Женщина беспокойно пошевелилась.

– Как будто внешний вид влияет на вкус, – насмешливо заметила она, но все же устремила взгляд на корзинку. – Ну, что там такое?

– Угадайте! Чего бы вы хотели? – Поллианна с сияющим лицом подскочила к своей корзинке.

Больная нахмурилась.

– О чем ни подумаю, ничего мне не хочется, – вздохнула она. – В конце концов, все это одинаково на вкус.

Поллианна тихонько засмеялась.

– Нет, нет! Угадайте! Если бы вы все-таки хотели чего-нибудь, то что это было бы?

Миссис Сноу была в нерешительности. Не сознавая этого сама, она за долгие годы привыкла неизменно желать того, чего у нее не было, и потому заявить сразу, чего она хочет, казалось невозможным, пока она не узнает, что у нее есть. Однако было ясно, что сказать что-то необходимо.
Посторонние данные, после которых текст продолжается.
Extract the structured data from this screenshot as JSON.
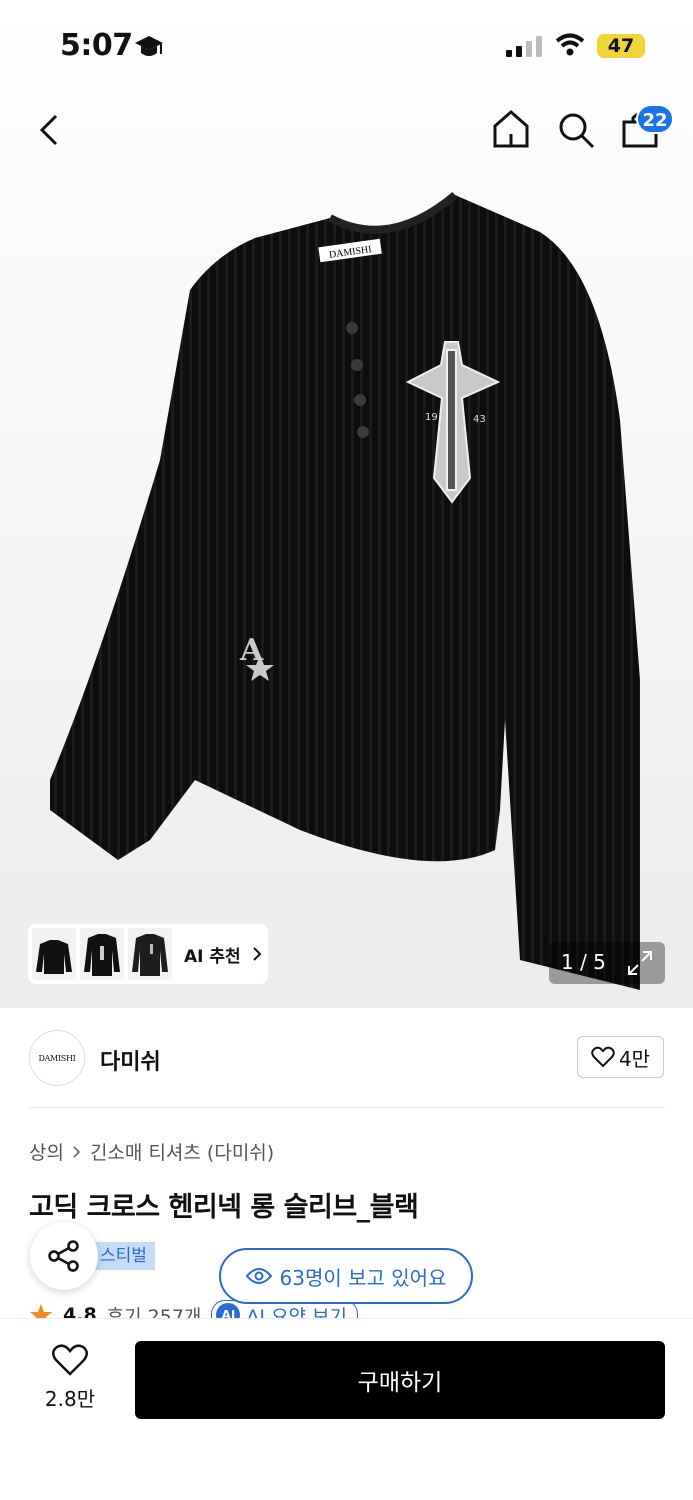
{
  "status_bar": {
    "time": "5:07",
    "battery": "47"
  },
  "nav": {
    "cart_count": "22"
  },
  "hero": {
    "garment_label": "DAMISHI",
    "print_text_left": "19",
    "print_text_right": "43",
    "ai_recommend_label": "AI 추천",
    "pager": "1 / 5"
  },
  "brand": {
    "logo_text": "DAMISHI",
    "name": "다미쉬",
    "likes": "4만"
  },
  "breadcrumb": {
    "category": "상의",
    "subcategory": "긴소매 티셔츠 (다미쉬)"
  },
  "product": {
    "title": "고딕 크로스 헨리넥 롱 슬리브_블랙",
    "tag": "스티벌",
    "viewers": "63명이 보고 있어요",
    "rating": "4.8",
    "reviews": "후기 257개",
    "ai_badge": "AI",
    "ai_summary": "AI 요약 보기"
  },
  "bottom": {
    "wish_count": "2.8만",
    "buy_label": "구매하기"
  },
  "colors": {
    "accent": "#2a6ad3",
    "badge": "#1a73e8",
    "buy_button": "#000000",
    "star": "#f08a24"
  }
}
Этот странный ребенок ждал ответа.

– Ну, конечно, бараний бульон…

– Я его принесла! – с торжеством воскликнула Поллианна.

– Но это именно то, чего я не хотела, – опять вздохнула больная, теперь уже точно зная, о чем тоскует ее желудок. – Я хотела цыпленка.

– О, и его я тоже принесла, – засмеялась Поллианна.

Миссис Сноу обернулась в изумлении.

– И то и другое? – спросила она.

– Да, и студень из телячьих ножек тоже, – торжествовала Поллианна. – Я решила, что хоть раз вы должны получить именно то, что хотите. И мы с Ненси это обеспечили. Конечно, всего только понемножку… но есть все! Я так рада, что вы захотели цыпленка, – продолжала она удовлетворенно, вынимая из корзинки три маленьких горшочка. – Знаете, я всю дорогу думала, что будет, если вы скажете, что хотите рубца, или лука, или еще чего-нибудь такого, чего у меня нет! Это было бы ужасно, ведь я так старалась! – Она весело засмеялась.

Больная молчала. Казалось, она пытается мысленно отыскать что-то, что потеряла.

– Вот! Я оставлю вам все, – объявила Поллианна, выстраивая свои три горшочка в ряд на столе. – Вполне вероятно, что завтра вы захотите бараньего бульона. Как вы себя сегодня чувствуете? – заключила она вежливым вопросом.

– Очень нездоровится, спасибо, – пробормотала миссис Сноу, впадая в свою обычную апатию. – Я не смогла даже подремать сегодня утром. Нелли Хиггинс, соседка, начала брать уроки музыки, и ее гаммы почти окончательно свели меня с ума. Она мучила меня ими все утро, ни минуты передышки! Прямо не знаю, что делать!

Поллианна сочувственно закивала.

– Я понимаю, это ужасно! С миссис Уайт так было однажды. Она – член дамского благотворительного комитета. У нее как раз в то время был приступ ревматизма, и она не могла даже метаться в постели. Она говорила, что ей было бы гораздо легче, если бы она могла. Вы можете?

– Могу ли я… что?

– Метаться – ну, двигаться так, чтобы изменить положение, когда становится невозможно переносить эти гаммы.

Миссис Сноу в изумлении смотрела на девочку.

– Ну, конечно, я могу двигаться как угодно, но в кровати, – ответила она немного раздраженно.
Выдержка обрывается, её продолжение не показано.